The gap between bid and ask — the broker's tax on every round-trip you take. Tiny per trade, brutal across a year.

What it is

Every quoted instrument has two prices: the bid (what someone is willing to pay) and the ask (what someone is willing to sell for). The gap between them is the spread. When you market-buy you pay the ask; when you market-sell you get the bid. Even on a perfect entry you start the trade already in the red by the spread amount.

Spreads vary wildly. Major FX pairs at 8 PM CET are 0.1-0.5 pips. Same pair during a Powell speech can blow to 5+ pips. Cheap-commission products (CFDs) often hide their cost entirely in a fat spread; cheap-spread products usually charge a per-side commission instead. Either way you pay — the question is just where the line item sits.

Formula
Spread = Ask − Bid
Example

EURUSD shows Bid 1.08495 / Ask 1.08510. The spread is 1.5 pips. On a 1-lot round-trip that's roughly $15 of cost — before slippage, before commission.

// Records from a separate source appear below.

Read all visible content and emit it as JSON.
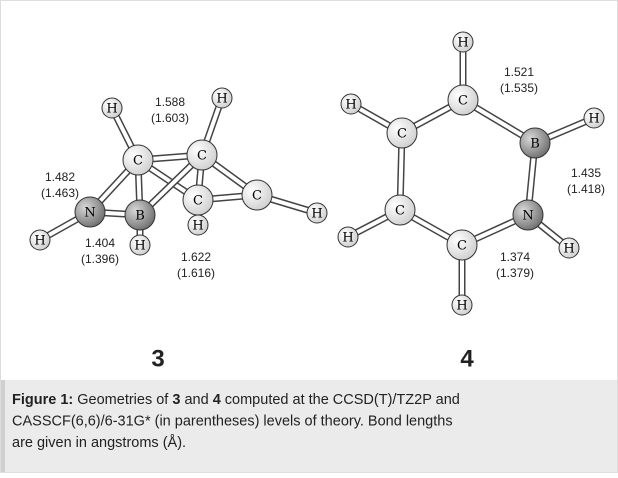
{
  "molecules": [
    {
      "number": "3",
      "atoms": [
        "H",
        "H",
        "C",
        "C",
        "C",
        "C",
        "N",
        "B",
        "H",
        "H",
        "H",
        "H"
      ],
      "bond_lengths": [
        {
          "value": "1.588",
          "alt": "(1.603)"
        },
        {
          "value": "1.482",
          "alt": "(1.463)"
        },
        {
          "value": "1.404",
          "alt": "(1.396)"
        },
        {
          "value": "1.622",
          "alt": "(1.616)"
        }
      ]
    },
    {
      "number": "4",
      "atoms": [
        "H",
        "C",
        "B",
        "H",
        "N",
        "H",
        "C",
        "H",
        "C",
        "H",
        "C",
        "H"
      ],
      "bond_lengths": [
        {
          "value": "1.521",
          "alt": "(1.535)"
        },
        {
          "value": "1.435",
          "alt": "(1.418)"
        },
        {
          "value": "1.374",
          "alt": "(1.379)"
        }
      ]
    }
  ],
  "caption": {
    "lines": [
      [
        {
          "text": "Figure 1:",
          "bold": true
        },
        {
          "text": " Geometries of ",
          "bold": false
        },
        {
          "text": "3",
          "bold": true
        },
        {
          "text": " and ",
          "bold": false
        },
        {
          "text": "4",
          "bold": true
        },
        {
          "text": " computed at the CCSD(T)/TZ2P and",
          "bold": false
        }
      ],
      [
        {
          "text": "CASSCF(6,6)/6-31G* (in parentheses) levels of theory. Bond lengths",
          "bold": false
        }
      ],
      [
        {
          "text": "are given in angstroms (Å).",
          "bold": false
        }
      ]
    ]
  }
}
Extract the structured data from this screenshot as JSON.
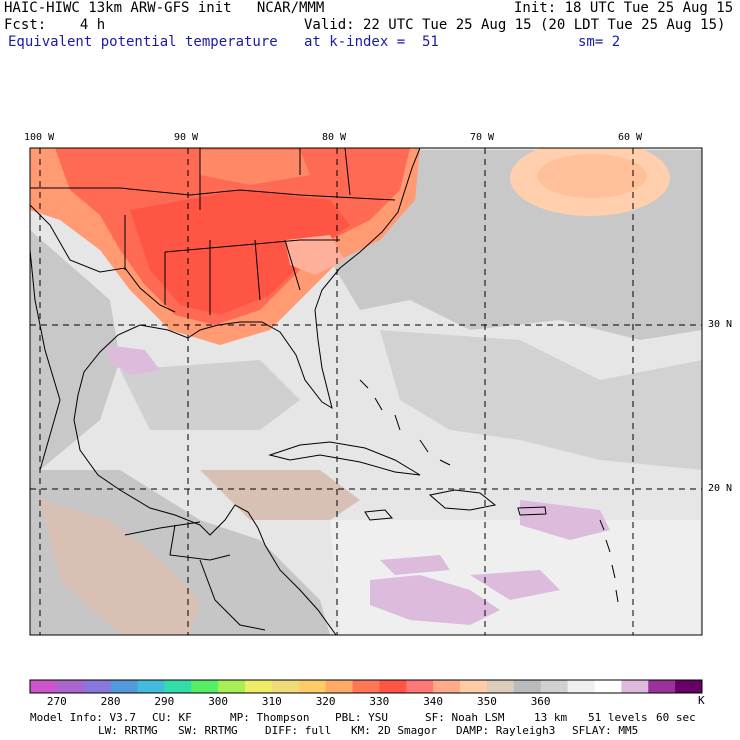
{
  "header": {
    "line1_left": "HAIC-HIWC 13km ARW-GFS init   NCAR/MMM",
    "line1_right": "Init: 18 UTC Tue 25 Aug 15",
    "line2_left": "Fcst:    4 h",
    "line2_right": "Valid: 22 UTC Tue 25 Aug 15 (20 LDT Tue 25 Aug 15)",
    "field_name": "Equivalent potential temperature",
    "level": "at k-index =  51",
    "smoothing": "sm= 2"
  },
  "map": {
    "lon_labels": [
      "100 W",
      "90 W",
      "80 W",
      "70 W",
      "60 W"
    ],
    "lat_labels": [
      "30 N",
      "20 N"
    ],
    "region": "Gulf of Mexico, Caribbean and western Atlantic"
  },
  "colorbar": {
    "colors": [
      "#cc55cc",
      "#aa66cc",
      "#8877dd",
      "#5599dd",
      "#44bbdd",
      "#33ddaa",
      "#55ee66",
      "#aaee55",
      "#eeee66",
      "#eedd77",
      "#ffcc66",
      "#ffaa66",
      "#ff7755",
      "#ff5544",
      "#ff7777",
      "#ffaa88",
      "#ffcca8",
      "#ddccbb",
      "#bbbbbb",
      "#d0d0d0",
      "#f0f0f0",
      "#ffffff",
      "#ddbbdd",
      "#993399",
      "#660066"
    ],
    "labels": [
      "270",
      "280",
      "290",
      "300",
      "310",
      "320",
      "330",
      "340",
      "350",
      "360"
    ],
    "unit": "K"
  },
  "footer": {
    "line1": [
      "Model Info: V3.7",
      "CU: KF",
      "MP: Thompson",
      "PBL: YSU",
      "SF: Noah LSM",
      "13 km",
      "51 levels",
      "60 sec"
    ],
    "line2": [
      "LW: RRTMG",
      "SW: RRTMG",
      "DIFF: full",
      "KM: 2D Smagor",
      "DAMP: Rayleigh3",
      "SFLAY: MM5"
    ]
  },
  "colors": {
    "hot": "#ff5544",
    "warm": "#ff8866",
    "peach": "#ffc0a0",
    "tan": "#d8c4bb",
    "gray": "#c4c4c4",
    "light": "#e6e6e6",
    "lavender": "#ddbbdd"
  }
}
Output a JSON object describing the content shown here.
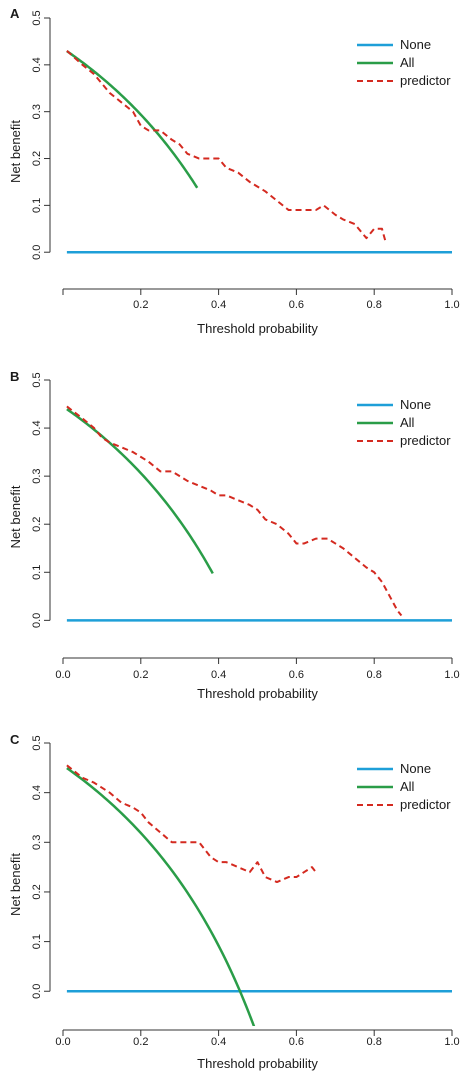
{
  "chart_data": [
    {
      "type": "line",
      "panel_label": "A",
      "xlabel": "Threshold probability",
      "ylabel": "Net benefit",
      "xlim": [
        0,
        1
      ],
      "ylim": [
        -0.07,
        0.5
      ],
      "xticks": [
        "0.2",
        "0.4",
        "0.6",
        "0.8",
        "1.0"
      ],
      "yticks": [
        "0.0",
        "0.1",
        "0.2",
        "0.3",
        "0.4",
        "0.5"
      ],
      "legend": {
        "position": "top-right",
        "entries": [
          "None",
          "All",
          "predictor"
        ]
      },
      "series": [
        {
          "name": "None",
          "color": "#1e9fd8",
          "style": "solid",
          "x": [
            0.01,
            1.0
          ],
          "y": [
            0.0,
            0.0
          ]
        },
        {
          "name": "All",
          "color": "#2a9d48",
          "style": "solid",
          "prevalence": 0.435,
          "x_max": 0.345
        },
        {
          "name": "predictor",
          "color": "#d42a20",
          "style": "dashed",
          "x": [
            0.01,
            0.05,
            0.08,
            0.1,
            0.12,
            0.15,
            0.18,
            0.2,
            0.22,
            0.25,
            0.28,
            0.3,
            0.32,
            0.35,
            0.38,
            0.4,
            0.42,
            0.45,
            0.48,
            0.5,
            0.52,
            0.55,
            0.58,
            0.6,
            0.62,
            0.65,
            0.67,
            0.7,
            0.72,
            0.75,
            0.78,
            0.8,
            0.82,
            0.83
          ],
          "y": [
            0.43,
            0.4,
            0.38,
            0.36,
            0.34,
            0.32,
            0.3,
            0.27,
            0.26,
            0.26,
            0.24,
            0.23,
            0.21,
            0.2,
            0.2,
            0.2,
            0.18,
            0.17,
            0.15,
            0.14,
            0.13,
            0.11,
            0.09,
            0.09,
            0.09,
            0.09,
            0.1,
            0.08,
            0.07,
            0.06,
            0.03,
            0.05,
            0.05,
            0.02
          ]
        }
      ]
    },
    {
      "type": "line",
      "panel_label": "B",
      "xlabel": "Threshold probability",
      "ylabel": "Net benefit",
      "xlim": [
        0,
        1
      ],
      "ylim": [
        -0.07,
        0.5
      ],
      "xticks": [
        "0.0",
        "0.2",
        "0.4",
        "0.6",
        "0.8",
        "1.0"
      ],
      "yticks": [
        "0.0",
        "0.1",
        "0.2",
        "0.3",
        "0.4",
        "0.5"
      ],
      "legend": {
        "position": "top-right",
        "entries": [
          "None",
          "All",
          "predictor"
        ]
      },
      "series": [
        {
          "name": "None",
          "color": "#1e9fd8",
          "style": "solid",
          "x": [
            0.01,
            1.0
          ],
          "y": [
            0.0,
            0.0
          ]
        },
        {
          "name": "All",
          "color": "#2a9d48",
          "style": "solid",
          "prevalence": 0.445,
          "x_max": 0.385
        },
        {
          "name": "predictor",
          "color": "#d42a20",
          "style": "dashed",
          "x": [
            0.01,
            0.05,
            0.08,
            0.1,
            0.12,
            0.15,
            0.18,
            0.2,
            0.22,
            0.25,
            0.28,
            0.3,
            0.32,
            0.35,
            0.38,
            0.4,
            0.42,
            0.45,
            0.48,
            0.5,
            0.52,
            0.55,
            0.58,
            0.6,
            0.62,
            0.65,
            0.68,
            0.7,
            0.72,
            0.75,
            0.78,
            0.8,
            0.82,
            0.84,
            0.86,
            0.87
          ],
          "y": [
            0.445,
            0.42,
            0.4,
            0.38,
            0.37,
            0.36,
            0.35,
            0.34,
            0.33,
            0.31,
            0.31,
            0.3,
            0.29,
            0.28,
            0.27,
            0.26,
            0.26,
            0.25,
            0.24,
            0.23,
            0.21,
            0.2,
            0.18,
            0.16,
            0.16,
            0.17,
            0.17,
            0.16,
            0.15,
            0.13,
            0.11,
            0.1,
            0.08,
            0.05,
            0.02,
            0.01
          ]
        }
      ]
    },
    {
      "type": "line",
      "panel_label": "C",
      "xlabel": "Threshold probability",
      "ylabel": "Net benefit",
      "xlim": [
        0,
        1
      ],
      "ylim": [
        -0.07,
        0.5
      ],
      "xticks": [
        "0.0",
        "0.2",
        "0.4",
        "0.6",
        "0.8",
        "1.0"
      ],
      "yticks": [
        "0.0",
        "0.1",
        "0.2",
        "0.3",
        "0.4",
        "0.5"
      ],
      "legend": {
        "position": "top-right",
        "entries": [
          "None",
          "All",
          "predictor"
        ]
      },
      "series": [
        {
          "name": "None",
          "color": "#1e9fd8",
          "style": "solid",
          "x": [
            0.01,
            1.0
          ],
          "y": [
            0.0,
            0.0
          ]
        },
        {
          "name": "All",
          "color": "#2a9d48",
          "style": "solid",
          "prevalence": 0.455,
          "x_max": 0.495
        },
        {
          "name": "predictor",
          "color": "#d42a20",
          "style": "dashed",
          "x": [
            0.01,
            0.05,
            0.08,
            0.1,
            0.12,
            0.15,
            0.18,
            0.2,
            0.22,
            0.25,
            0.28,
            0.3,
            0.32,
            0.35,
            0.38,
            0.4,
            0.42,
            0.45,
            0.48,
            0.5,
            0.52,
            0.55,
            0.58,
            0.6,
            0.62,
            0.64,
            0.65
          ],
          "y": [
            0.455,
            0.43,
            0.42,
            0.41,
            0.4,
            0.38,
            0.37,
            0.36,
            0.34,
            0.32,
            0.3,
            0.3,
            0.3,
            0.3,
            0.27,
            0.26,
            0.26,
            0.25,
            0.24,
            0.26,
            0.23,
            0.22,
            0.23,
            0.23,
            0.24,
            0.25,
            0.24
          ]
        }
      ]
    }
  ]
}
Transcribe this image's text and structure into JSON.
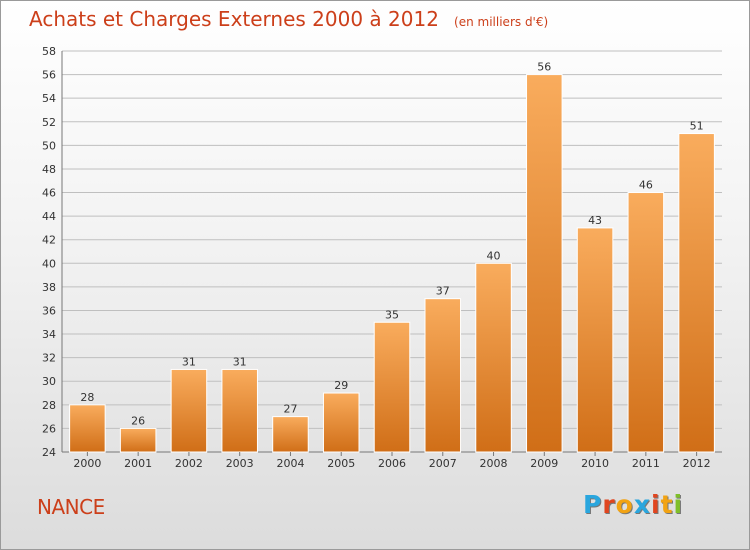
{
  "header": {
    "title": "Achats et Charges Externes 2000 à 2012",
    "unit": "(en milliers d'€)"
  },
  "footer": {
    "commune": "NANCE",
    "logo": {
      "text": "Proxiti",
      "letter_colors": [
        "#2aa6de",
        "#e0451f",
        "#f2a313",
        "#2aa6de",
        "#e0451f",
        "#f2a313",
        "#7fbf2a"
      ]
    }
  },
  "colors": {
    "bar_top": "#f9ac5d",
    "bar_bottom": "#d06e17",
    "grid": "#bfbfbf",
    "text": "#333333"
  },
  "chart_data": {
    "type": "bar",
    "categories": [
      "2000",
      "2001",
      "2002",
      "2003",
      "2004",
      "2005",
      "2006",
      "2007",
      "2008",
      "2009",
      "2010",
      "2011",
      "2012"
    ],
    "values": [
      28,
      26,
      31,
      31,
      27,
      29,
      35,
      37,
      40,
      56,
      43,
      46,
      51
    ],
    "data_labels": [
      "28",
      "26",
      "31",
      "31",
      "27",
      "29",
      "35",
      "37",
      "40",
      "56",
      "43",
      "46",
      "51"
    ],
    "ylim": [
      24,
      58
    ],
    "ytick_step": 2,
    "ytick_labels": [
      "24",
      "26",
      "28",
      "30",
      "32",
      "34",
      "36",
      "38",
      "40",
      "42",
      "44",
      "46",
      "48",
      "50",
      "52",
      "54",
      "56",
      "58"
    ],
    "grid": true,
    "legend": false
  }
}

ResultSpread cost ≈ $15 per round-trip per 1.0 lot
How to read it

Rough bands traders use: - 0-1 pip on majors — normal liquid hours. Scalpable. - 1-3 pips — getting tight for high-frequency setups. Worth checking your average win in pips first. - 3+ pips — only viable for swing trades that aim for 30+ pip targets, otherwise the broker eats your edge. - Variable spread that widens at news — assume the worst case when sizing, not the marketing-page average.

Where TradeOnyx uses it

Spread is the most underrated cost in retail trading. Newer traders look at the per-trade math (`risk = 1R, reward = 2R`) and forget that the broker takes a chunk on entry, then another on exit. A 2:1 R:R setup with 0.5R of spread cost suddenly only delivers 1.5R per win — and the math of expectancy depends on every R you actually keep.

In TradeOnyx you don't model spread separately because the broker already baked it into your fill prices on import. Your Expectancy and Profit Factor in the Overview tab include the cost — there's no "before-spread P&L" in the dashboard, because that number is fiction.

What the dashboard does help with: comparing performance across symbols. Group your trades in the Trades tab by symbol — the ones with the worst expectancy are often the ones with the widest typical spread. That's how you find the products where your edge isn't really beating the broker's tax. Cut those, scale the rest.